X = [a, a, a, a, a].

On the other hand:

?- merge([a],[a,a,a], X).
X = [a, a, a, a].

?- merge([a,a,a,a,a],[a,a,a], X).
X = [a, a, a, a, a, a, a, a].

The predicate merge/3 exists in library(backcomp) in SWI-Prolog.
It implements the plus (+) semantics of union. On the other hand
the predicate ord_union/3 from library(ordsets) only

implements the maximum (max) semantics of union.
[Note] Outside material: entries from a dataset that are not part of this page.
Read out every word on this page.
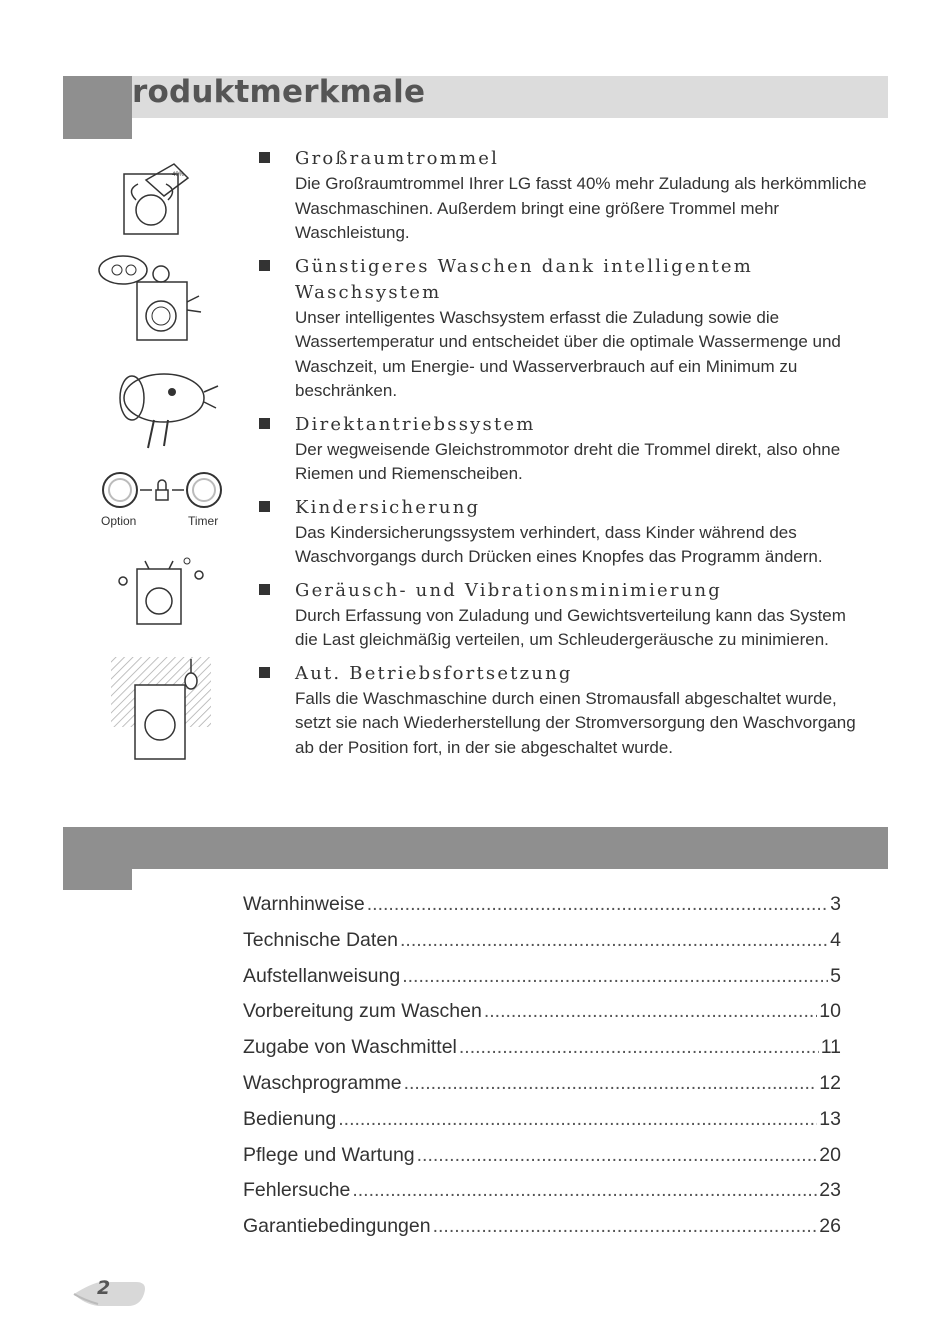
roduktmerkmale
40%
Option	Timer
Großraumtrommel
Die Großraumtrommel Ihrer LG fasst 40% mehr Zuladung als herkömmliche Waschmaschinen. Außerdem bringt eine größere Trommel mehr Waschleistung.
Günstigeres Waschen dank intelligentem Waschsystem
Unser intelligentes Waschsystem erfasst die Zuladung sowie die Wassertemperatur und entscheidet über die optimale Wassermenge und Waschzeit, um Energie- und Wasserverbrauch auf ein Minimum zu beschränken.
Direktantriebssystem
Der wegweisende Gleichstrommotor dreht die Trommel direkt, also ohne Riemen und Riemenscheiben.
Kindersicherung
Das Kindersicherungssystem verhindert, dass Kinder während des Waschvorgangs durch Drücken eines Knopfes das Programm ändern.
Geräusch- und Vibrationsminimierung
Durch Erfassung von Zuladung und Gewichtsverteilung kann das System die Last gleichmäßig verteilen, um Schleudergeräusche zu minimieren.
Aut. Betriebsfortsetzung
Falls die Waschmaschine durch einen Stromausfall abgeschaltet wurde, setzt sie nach Wiederherstellung der Stromversorgung den Waschvorgang ab der Position fort, in der sie abgeschaltet wurde.
Warnhinweise .....	3
Technische Daten .....	4
Aufstellanweisung .....	5
Vorbereitung zum Waschen .....	10
Zugabe von Waschmittel .....	11
Waschprogramme .....	12
Bedienung .....	13
Pflege und Wartung .....	20
Fehlersuche .....	23
Garantiebedingungen .....	26
2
So the outer
type signature of a predicate, like accepting multi-set lists does not
unambiguisly hint to a semantic, the inner workings.

So I was also wrong in another aspect, its not only intersection
and subtraction that might have varying semantics, also union
itself has already different incarnations.

One reason for using merge/3 as a temporary drop-in: I know that inside sort/4 there is already a more useful merge, defined in C, and supporting the sort/4 semantics. I just haven’t looked into it yet.